O MAIOR RESTAURANTE DO MUNDO

“A alimentação escolar é um dos veículos que garantem o DHAA”, conta Erika Fisher, ex-diretora da Codae (Coordenadoria de Alimentação Escolar da Prefeitura de São Paulo), órgão responsável pelo gerenciamento técnico, administrativo e financeiro do Programa de Alimentação Escolar da Cidade de São Paulo, que serve aproximadamente 2,2 milhões de refeições (e não merendas) por dia. Os pratos são elaborados com o objetivo de reunir todos os grupos nutricionais necessários para o desenvolvimento sociológico, biológico e psicológico dos mais de 900 mil alunos da rede municipal.

Em novembro de 2016, a cidade de São Paulo venceu o Prêmio Mayor Challenge, promovido pela Bloomberg Philanthropies, que busca iniciativas municipais para o desenvolvimento urbano sustentável. Junto de outras 290 cidades, a capital paulista concorreu com o projeto “Ligue os Pontos”, uma plataforma digital com intenção de aproximar os produtores rurais da cidade com os consumidores e potencializar políticas públicas com relação à agricultura local. Como prêmio, a cidade recebeu um aporte de US$ 5 milhões para implementação do projeto.

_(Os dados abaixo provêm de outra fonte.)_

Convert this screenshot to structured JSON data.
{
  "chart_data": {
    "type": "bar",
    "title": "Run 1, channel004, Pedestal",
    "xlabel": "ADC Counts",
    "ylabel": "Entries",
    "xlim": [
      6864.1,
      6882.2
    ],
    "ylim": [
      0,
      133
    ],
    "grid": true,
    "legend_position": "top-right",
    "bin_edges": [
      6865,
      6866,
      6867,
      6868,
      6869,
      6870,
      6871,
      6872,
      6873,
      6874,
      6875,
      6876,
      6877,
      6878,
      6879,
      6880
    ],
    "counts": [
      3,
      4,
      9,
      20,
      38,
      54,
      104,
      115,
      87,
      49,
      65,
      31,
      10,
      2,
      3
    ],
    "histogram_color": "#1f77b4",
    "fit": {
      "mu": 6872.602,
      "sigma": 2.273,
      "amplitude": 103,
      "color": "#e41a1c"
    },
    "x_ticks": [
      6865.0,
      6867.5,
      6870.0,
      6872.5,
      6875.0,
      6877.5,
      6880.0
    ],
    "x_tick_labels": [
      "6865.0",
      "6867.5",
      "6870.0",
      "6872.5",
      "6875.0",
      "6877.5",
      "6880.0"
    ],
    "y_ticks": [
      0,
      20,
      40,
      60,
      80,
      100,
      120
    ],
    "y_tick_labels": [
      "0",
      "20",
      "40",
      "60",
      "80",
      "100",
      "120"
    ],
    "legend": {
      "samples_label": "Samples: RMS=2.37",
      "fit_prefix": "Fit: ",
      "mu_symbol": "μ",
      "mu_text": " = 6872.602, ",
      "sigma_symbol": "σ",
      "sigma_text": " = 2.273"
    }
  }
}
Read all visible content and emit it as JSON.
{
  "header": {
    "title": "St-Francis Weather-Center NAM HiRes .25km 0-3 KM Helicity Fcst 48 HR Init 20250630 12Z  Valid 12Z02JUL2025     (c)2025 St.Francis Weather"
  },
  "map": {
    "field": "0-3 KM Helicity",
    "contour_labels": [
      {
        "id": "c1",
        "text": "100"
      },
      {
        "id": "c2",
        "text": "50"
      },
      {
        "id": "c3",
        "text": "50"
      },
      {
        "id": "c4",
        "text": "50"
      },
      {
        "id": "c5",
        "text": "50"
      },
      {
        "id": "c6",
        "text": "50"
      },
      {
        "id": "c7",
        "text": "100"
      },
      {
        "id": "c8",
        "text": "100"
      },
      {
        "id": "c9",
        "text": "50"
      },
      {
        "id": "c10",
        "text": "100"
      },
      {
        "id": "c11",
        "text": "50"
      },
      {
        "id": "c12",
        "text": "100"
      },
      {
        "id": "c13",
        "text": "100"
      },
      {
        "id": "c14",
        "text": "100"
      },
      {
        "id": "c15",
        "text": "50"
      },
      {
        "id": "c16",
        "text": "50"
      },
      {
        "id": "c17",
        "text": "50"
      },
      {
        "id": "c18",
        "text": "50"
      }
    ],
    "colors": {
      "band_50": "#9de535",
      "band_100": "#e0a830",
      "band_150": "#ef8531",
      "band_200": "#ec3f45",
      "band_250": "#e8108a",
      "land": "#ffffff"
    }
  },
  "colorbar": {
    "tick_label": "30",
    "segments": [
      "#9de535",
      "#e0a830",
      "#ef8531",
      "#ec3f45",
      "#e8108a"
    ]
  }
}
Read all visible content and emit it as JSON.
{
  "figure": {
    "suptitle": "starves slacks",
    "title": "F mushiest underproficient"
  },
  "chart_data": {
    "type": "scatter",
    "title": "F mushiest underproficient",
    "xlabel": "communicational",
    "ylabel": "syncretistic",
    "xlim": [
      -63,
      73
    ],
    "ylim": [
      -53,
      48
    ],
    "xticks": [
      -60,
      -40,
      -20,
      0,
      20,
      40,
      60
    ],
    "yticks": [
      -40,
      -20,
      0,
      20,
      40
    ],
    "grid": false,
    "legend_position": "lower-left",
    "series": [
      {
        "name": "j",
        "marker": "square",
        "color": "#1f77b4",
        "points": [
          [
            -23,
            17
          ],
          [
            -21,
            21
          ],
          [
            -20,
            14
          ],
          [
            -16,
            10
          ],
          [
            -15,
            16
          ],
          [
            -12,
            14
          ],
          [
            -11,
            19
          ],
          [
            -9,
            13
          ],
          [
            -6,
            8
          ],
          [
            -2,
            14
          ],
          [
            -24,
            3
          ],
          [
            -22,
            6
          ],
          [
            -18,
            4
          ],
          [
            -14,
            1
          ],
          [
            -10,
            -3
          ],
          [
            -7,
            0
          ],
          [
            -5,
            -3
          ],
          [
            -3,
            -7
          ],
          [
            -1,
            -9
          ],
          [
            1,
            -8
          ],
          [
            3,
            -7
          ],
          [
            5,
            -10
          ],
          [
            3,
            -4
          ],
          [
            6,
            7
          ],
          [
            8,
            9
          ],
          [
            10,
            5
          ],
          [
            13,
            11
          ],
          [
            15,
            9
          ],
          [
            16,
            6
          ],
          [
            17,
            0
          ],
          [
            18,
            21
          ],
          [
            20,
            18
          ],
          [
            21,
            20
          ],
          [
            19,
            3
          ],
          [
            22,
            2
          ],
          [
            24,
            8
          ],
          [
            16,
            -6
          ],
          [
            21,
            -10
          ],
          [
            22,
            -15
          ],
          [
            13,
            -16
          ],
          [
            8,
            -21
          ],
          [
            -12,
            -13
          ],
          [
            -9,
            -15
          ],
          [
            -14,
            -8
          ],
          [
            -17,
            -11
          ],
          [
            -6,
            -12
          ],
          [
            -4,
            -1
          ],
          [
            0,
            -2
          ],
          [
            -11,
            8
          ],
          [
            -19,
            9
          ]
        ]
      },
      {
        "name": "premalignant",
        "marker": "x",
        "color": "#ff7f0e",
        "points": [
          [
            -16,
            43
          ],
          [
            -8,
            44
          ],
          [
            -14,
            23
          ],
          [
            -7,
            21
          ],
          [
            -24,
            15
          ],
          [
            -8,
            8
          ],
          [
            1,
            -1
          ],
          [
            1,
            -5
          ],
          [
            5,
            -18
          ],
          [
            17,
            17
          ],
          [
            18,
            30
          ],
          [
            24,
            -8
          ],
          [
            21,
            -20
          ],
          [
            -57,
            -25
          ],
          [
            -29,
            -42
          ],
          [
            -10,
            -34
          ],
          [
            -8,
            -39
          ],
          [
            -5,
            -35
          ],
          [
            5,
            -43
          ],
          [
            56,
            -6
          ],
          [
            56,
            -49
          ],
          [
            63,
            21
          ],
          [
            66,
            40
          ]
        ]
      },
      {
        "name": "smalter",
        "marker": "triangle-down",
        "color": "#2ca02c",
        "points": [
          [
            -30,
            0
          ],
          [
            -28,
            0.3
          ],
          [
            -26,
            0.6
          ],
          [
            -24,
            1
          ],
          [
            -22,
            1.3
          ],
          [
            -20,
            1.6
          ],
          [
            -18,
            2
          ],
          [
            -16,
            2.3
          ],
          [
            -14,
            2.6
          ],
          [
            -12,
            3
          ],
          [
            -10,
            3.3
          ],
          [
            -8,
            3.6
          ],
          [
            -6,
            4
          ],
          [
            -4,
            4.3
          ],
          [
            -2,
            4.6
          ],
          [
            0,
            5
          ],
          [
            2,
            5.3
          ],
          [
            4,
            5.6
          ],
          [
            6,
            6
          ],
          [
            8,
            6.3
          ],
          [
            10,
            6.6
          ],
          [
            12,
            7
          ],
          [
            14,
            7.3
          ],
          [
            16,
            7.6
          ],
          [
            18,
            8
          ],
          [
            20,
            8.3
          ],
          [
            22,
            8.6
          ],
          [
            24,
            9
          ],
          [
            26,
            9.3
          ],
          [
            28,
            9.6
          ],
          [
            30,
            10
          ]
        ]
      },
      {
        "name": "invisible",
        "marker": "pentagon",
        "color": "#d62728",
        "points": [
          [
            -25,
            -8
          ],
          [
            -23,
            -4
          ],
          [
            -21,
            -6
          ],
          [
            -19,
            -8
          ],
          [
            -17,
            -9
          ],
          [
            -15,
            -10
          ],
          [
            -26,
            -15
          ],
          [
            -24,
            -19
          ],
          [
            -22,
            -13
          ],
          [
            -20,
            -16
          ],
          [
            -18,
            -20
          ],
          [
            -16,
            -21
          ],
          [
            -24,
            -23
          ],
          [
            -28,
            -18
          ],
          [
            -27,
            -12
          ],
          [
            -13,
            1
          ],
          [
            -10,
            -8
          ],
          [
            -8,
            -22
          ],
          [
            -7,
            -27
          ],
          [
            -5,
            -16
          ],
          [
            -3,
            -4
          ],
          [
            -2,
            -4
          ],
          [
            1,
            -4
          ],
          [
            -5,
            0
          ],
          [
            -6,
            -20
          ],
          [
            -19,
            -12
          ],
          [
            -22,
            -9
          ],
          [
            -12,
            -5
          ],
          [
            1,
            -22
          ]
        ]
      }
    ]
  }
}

“As compras públicas têm um poder fundamental na ligação entre a alimentação, a escola, os alunos e os pais, estabelecendo bases para girar a economia local valorizando especialmente a agricultura familiar e evitando até mesmo o êxodo rural. O modelo feito em São Paulo está se tornando uma referência para cidades do mundo todo”, reforça Erika, que ficou na Codae até o início de 2016.

ASSINATURA DE COMIDA

Aproximadamente um quarto do território da cidade de São Paulo é rural. Na Ilha do Bororé, uma APA (Área de Proteção Ambiental) da Zona Sul de São Paulo, a ligação entre produtores e consumidores já existe e funciona de forma coletiva. “A gente fala de autonomia e não sabe plantar um pé de mandioca”, diz o permacultor e educador Jaison Pongiluppi, morador da ilha (que na verdade é uma península cercada pela represa Billings), onde o acesso é feito por meio de uma balsa.

Ele é um dos colaboradores da Ecoativa, um espaço sociocultural multidisciplinar de ecologia, turismo e educação, que iniciou no segundo semestre de 2016 um sistema de comercialização de alimentos orgânicos com o conceito de CSA (Comunidade que Sustenta a Agricultura). A ideia é sair do campo exclusivo do comércio e articular quem produz e quem quer consumir.

Funciona como uma “assinatura de comida”, onde os consumidores pagam mensalidades entre R$ 100 e R$ 120 e podem retirar todo sábado uma cesta com seis ou oito itens, colhidos horas antes. Os produtos variam conforme a época e incluem diversos tipos de frutas, hortaliças e PANCs, produzidos por agricultores da Cooperapas, uma cooperativa formada por cerca de 30 produtores familiares da Zona Sul, entre orgânicos e convencionais. Porém, como não existem feiras orgânicas no extremo sul da cidade, a produção deles costuma ir para lugares em regiões mais centrais, como o Instituto Chão e o restaurante Arturito, da chef Paola Carosella.

Mas o serviço, por enquanto, ainda é restrito. A implantação em grande escala de um sistema inteligente que promova a integração e o fortalecimento da agricultura familiar estão entre os muitos desafios que São Paulo tem para abastecer a população com comida de verdade.

Para Jaison, ambientes produtivos e com relações sustentáveis de produção e consumo devem ser pensados pelas bordas, por meio de políticas públicas: “a fome é um boicote do sistema”.